Les clairons sonnèrent et les cavaliers s’élancèrent sur l’ennemi. Les Milanais poussaient des cris sauvages. Leur cavalerie s’élançait contre l’ennemi, tandis que leur infanterie, en bataillons compactes, attendait l’attaque de Barberousse et de ses chevaliers. Un épouvantable fracas mêlé au cliquetis des armes, indiqua bientôt que les ennemis en venaient aux mains. Barberousse se distinguait à la tête des siens. De plus en plus ardent, Frédéric avait percé de part en partie chef des Milanais. Puis, le glaive au poing, il se précipita sur l’ennemi, faisant dans ses rangs de larges trouées.
Bientôt, chaque chevalier eut étendu d’un coup de lance, son adversaire dans la poussière. Les rangs de l’infanterie furent rompus, et plus d’un fantassin roula sous les pieds des chevaux. Aussitôt régna une immense confusion. Les Milanais cherchaient à traverser les rangs des chevaliers, et tombaient victimes de leur témérité. L’empereur fut bientôt au plus vif de la mêlée. Entouré de tous côtés par l’ennemi, le héros ne voulut pas reculer. L’espoir de délivrer la patrie enflammait le courage des Milanais, ils ne s’effrayèrent point de voir les plus braves et les plus courageux tomber sous l’épée de Barberousse. Au cri sauvage de: Mort au tyran! ils environnèrent l’empereur, et commencèrent à attaquer son cheval, comme s’ils eussent voulu miner les fondations d’une citadelle inexpugnable. Tout à coup, le coursier fit un écart, et tomba inanimé. Une lance venait de lui percer le flanc. A demi-couché sous sa monture, Frédéric se trouvait sans défense, en butte aux coups des Milanais. Dans leur rage aveugle, ils s’élançaient sur lui, sans songer que son armure le protégeait.

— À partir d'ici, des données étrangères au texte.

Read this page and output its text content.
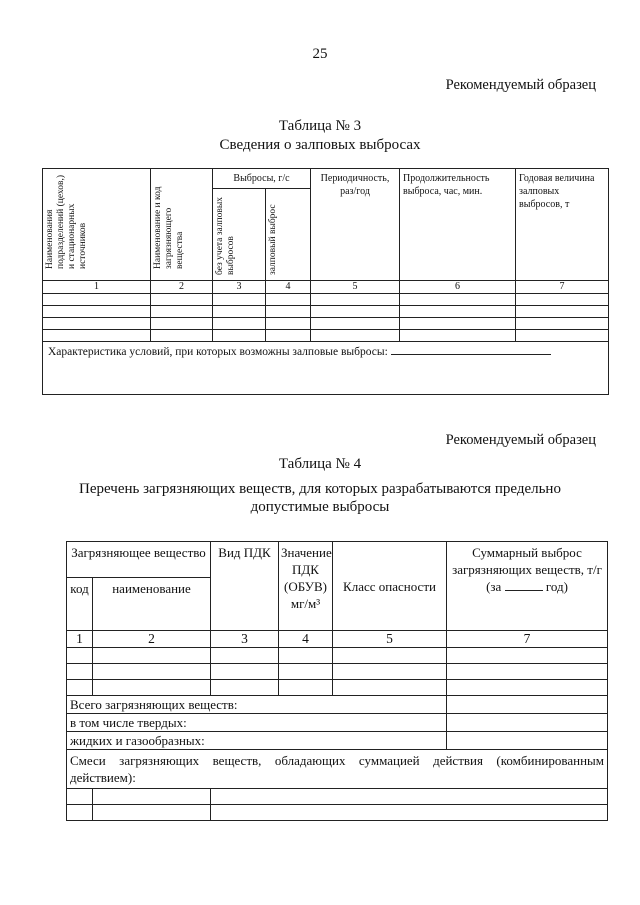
25
Рекомендуемый образец
Таблица № 3
Сведения о залповых выбросах
Наименования подразделений (цехов,) и стационарных источников	Наименование и код загрязняющего вещества	Выбросы, г/с		Периодичность, раз/год	Продолжительность выброса, час, мин.	Годовая величина залповых выбросов, т

		без учета залповых выбросов	залповый выброс			

1	2	3	4	5	6	7

Характеристика условий, при которых возможны залповые выбросы:						
Рекомендуемый образец
Таблица № 4
Перечень загрязняющих веществ, для которых разрабатываются предельно
допустимые выбросы
Загрязняющее вещество		Вид ПДК	Значение ПДК (ОБУВ) мг/м³	Класс опасности	Суммарный выброс загрязняющих веществ, т/г
(за год)

код	наименование				
1	2	3	4	5	7

Всего загрязняющих веществ:					
в том числе твердых:					
жидких и газообразных:					

Смеси загрязняющих веществ, обладающих суммацией действия (комбинированным действием):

Un cri de triomphe révéla aux Allemands le malheur qui les menaçaient. Erwin parvint à traverser les rangs lombards, et les contraignit à tourner leurs armes contre lui. Les autres chevaliers arrivèrent bientôt. Erwin, renversé de son cheval, tint son bouclier au-dessus de la tête de l’empereur. Tout à coup, l’on entendit le cri de ralliement..... C’était Otto, fondant sur l’ennemi à la tète de ses braves. La lutte était terminée. L’infanterie milanaise fut dissipée ou anéantie.